Nondestructive evaluation of fused filament fabrication 3D printed structures using optical coherence tomography

The quality of components under fused filament fabrication (FFF) is related to the correct filament spacing and bonding of successively deposited layers and is evaluated mainly by scanning electron microscopy (SEM). However, it is a destructive technique and real-time evaluation is not possible. Optical coherence tomography (OCT), on the other hand, is an optical method that acquires cross-sectional images non-invasively and in real-time. Therefore, this paper aims to propose and validate the use of OCT as a non-destructive quality evaluation tool for FFF using Polylactic Acid (PLA) filaments.

PLA three-dimensional (3D) printed samples were made in a variety of nozzle temperatures and mesh spacing. These samples were fractured in liquid nitrogen and inspected using SEM (as a gold standard) to evaluate dimensions and morphology, then the samples were evaluated by OCT in the same area, allowing the results confrontation.

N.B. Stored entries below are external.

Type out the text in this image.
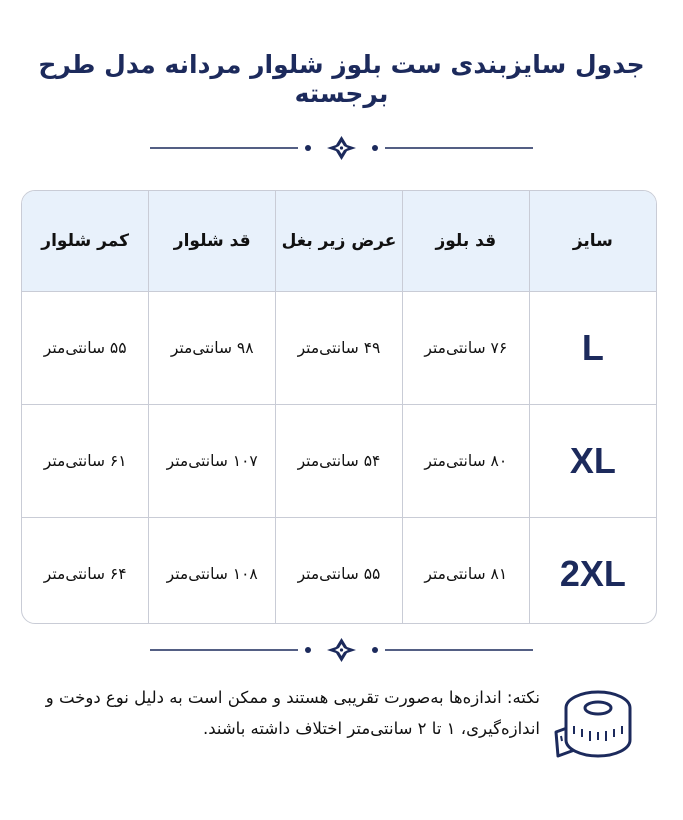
جدول سایزبندی ست بلوز شلوار مردانه مدل طرح برجسته
سایز	قد بلوز	عرض زیر بغل	قد شلوار	کمر شلوار
L	۷۶ سانتی‌متر	۴۹ سانتی‌متر	۹۸ سانتی‌متر	۵۵ سانتی‌متر
XL	۸۰ سانتی‌متر	۵۴ سانتی‌متر	۱۰۷ سانتی‌متر	۶۱ سانتی‌متر
2XL	۸۱ سانتی‌متر	۵۵ سانتی‌متر	۱۰۸ سانتی‌متر	۶۴ سانتی‌متر
نکته: اندازه‌ها به‌صورت تقریبی هستند و ممکن است به دلیل نوع دوخت و اندازه‌گیری، ۱ تا ۲ سانتی‌متر اختلاف داشته باشند.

Our results indicate a good correlation between OCT and SEM for the dimensional assessment of layers. When the filament was extruded in lower temperatures, the OCT images presented sharply defined interfaces between layers, in contrary to higher nozzle temperatures, denoting better fusion between them. However, higher extruding temperatures are incurred in greater deviations from nominal dimensions of the mesh. Finally, we demonstrate the advantage of a full 3D tomographic reconstruction to inspect within a FFF sample, which enabled the inspection of “hidden” information, not visible on a single cross-sectional cut.

This paper proposes OCT as a novel and nondestructive evaluation tool for FFF.